I had to escape, but how? I turned around. The room felt smaller, and the two rabbis seemed to have grown in stature during my effort to leave. They both appeared taller, broader, more menacing.
Cousin Jacob took a bottle out of the pocket in his jacket. It was smaller than a wine bottle, made of ruby glass, with an elaborate silver overlay on it that glowed in the candlelight. A cork hung from its long neck on a silken cord and rested on its round belly.
The rabbis were still chanting, ceaselessly. My grandmother was standing against the wall, her hand up to her mouth, terror shining in her eyes.
“What are you going to do to me?”
“There is nothing to be afraid of,” Cousin Jacob said as he and Zeller approached. “We are not going to hurt you, but here, in this sacred space, the demon is susceptible. So we’re going to coax her out of you and trap her.” He held up the bottle. “We are going to free you from her.”
“There is no demon!” I looked from them back to my grandmother. “Why are you doing this to me?”
“To save you.” Her voice was hoarse but strong.
“There is nothing to be afraid of, Sandrine,” Cousin Jacob said. “This will all be easier if you go behind that curtain and take off your dress and put on the robe you will find. We want you to be able to go home in dry clothes.”
“I will do nothing to aid you in this mockery.”
/> “Sandrine, please,” my grandmother pleaded.
“No. This is absurd. A theatrical stunt. How much are you paying these men?”
“Nothing.”
“Sandrine,” Cousin Jacob said, “we are men of God trying to restore goodness to your soul.”
“Yes, I have changed since I’ve come to Paris,” I began begging my grandmother, but included Cousin Jacob in my glance. “But it’s been a wonderful change. I’ve found myself. I am stronger than I have ever been. I am painting, and I’m good at it. I have goals and desires. That’s a positive change. Not something to be afraid of.”
And, I thought to myself, after so long of thinking I was frozen, I’ve found Julien and discovered passion . . . scarlet-black feelings pulsing inside of me.
“I won’t give up who I am.” I crossed my arms on my chest. If they wanted me to go into that pool, they would have to undress me and take me themselves. And as if by some prearrangement they each stepped closer and took one of my arms in a tight grip.
I tried to fight, but there was nothing I could do. They jerked and yanked me toward the pool. I tried to kick, to hurt them so they would let me go, but if I was causing any pain, they ignored it.
“Put me down.”
“Sandrine, don’t fight them. Do what they suggest,” my grandmother cried.

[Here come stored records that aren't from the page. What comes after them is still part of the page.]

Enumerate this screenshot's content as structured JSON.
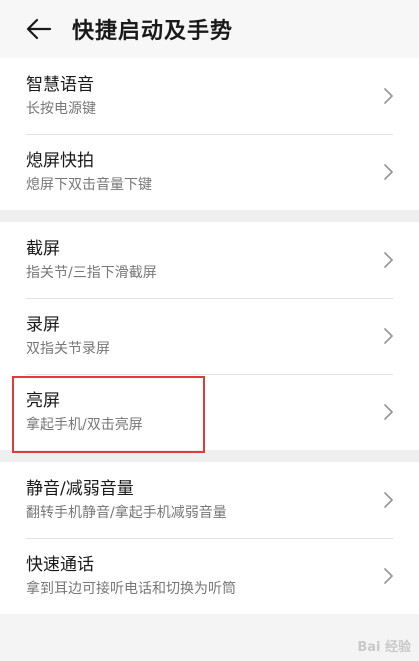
{
  "header": {
    "title": "快捷启动及手势"
  },
  "groups": [
    {
      "items": [
        {
          "title": "智慧语音",
          "subtitle": "长按电源键"
        },
        {
          "title": "熄屏快拍",
          "subtitle": "熄屏下双击音量下键"
        }
      ]
    },
    {
      "items": [
        {
          "title": "截屏",
          "subtitle": "指关节/三指下滑截屏"
        },
        {
          "title": "录屏",
          "subtitle": "双指关节录屏"
        },
        {
          "title": "亮屏",
          "subtitle": "拿起手机/双击亮屏"
        }
      ]
    },
    {
      "items": [
        {
          "title": "静音/减弱音量",
          "subtitle": "翻转手机静音/拿起手机减弱音量"
        },
        {
          "title": "快速通话",
          "subtitle": "拿到耳边可接听电话和切换为听筒"
        }
      ]
    }
  ],
  "watermark": "Bai 经验",
  "colors": {
    "highlight": "#e03a3a",
    "background": "#f4f4f4"
  }
}
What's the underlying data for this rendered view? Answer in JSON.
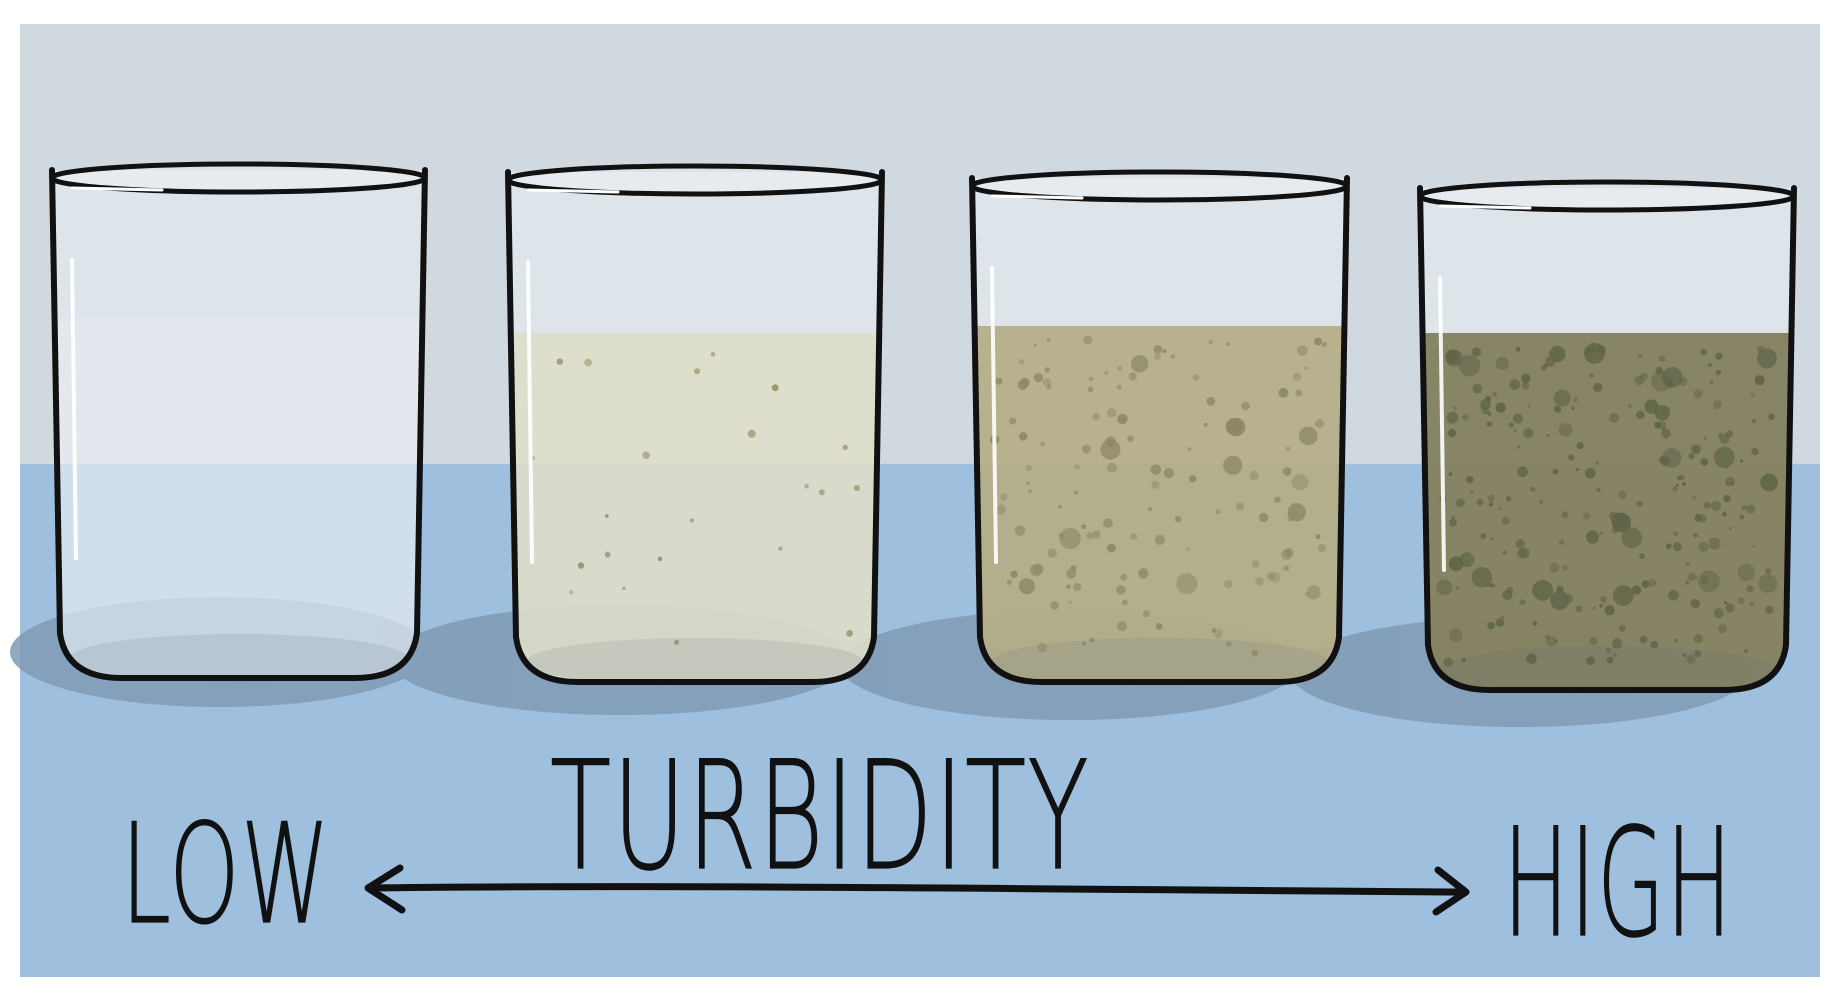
{
  "labels": {
    "title": "TURBIDITY",
    "low": "LOW",
    "high": "HIGH"
  },
  "colors": {
    "wall": "#d0d9e0",
    "table": "#9ebfde",
    "frame": "#ffffff",
    "outline": "#111111",
    "shadow": "#7f9ab4"
  },
  "beakers": [
    {
      "name": "beaker-clear",
      "water": "rgba(232,238,244,0.45)",
      "particles": "none"
    },
    {
      "name": "beaker-slightly-turbid",
      "water": "rgba(222,220,196,0.80)",
      "particles": "few"
    },
    {
      "name": "beaker-turbid",
      "water": "rgba(178,170,128,0.88)",
      "particles": "many"
    },
    {
      "name": "beaker-very-turbid",
      "water": "rgba(132,128,96,0.96)",
      "particles": "dense"
    }
  ]
}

But I kept fighting. For my paintings. For my lover. For myself. Leaning in, I bit Cousin Jacob on the ear. He flinched when my teeth sunk into his flesh. As he moaned, I kicked Rabbi Zeller in the groin. He shouted out as he doubled over. That was my moment. I wrested free only for a second before both of them recovered fast enough to grab me before I got away. Despite all my efforts and all my energy, I was no match for two strong men who, with their fingers squeezing my arms, dragged me into the pool. Within seconds, I found myself standing in icy water up to my thighs. My shoes, my dress, my petticoats soaking, I began to shiver.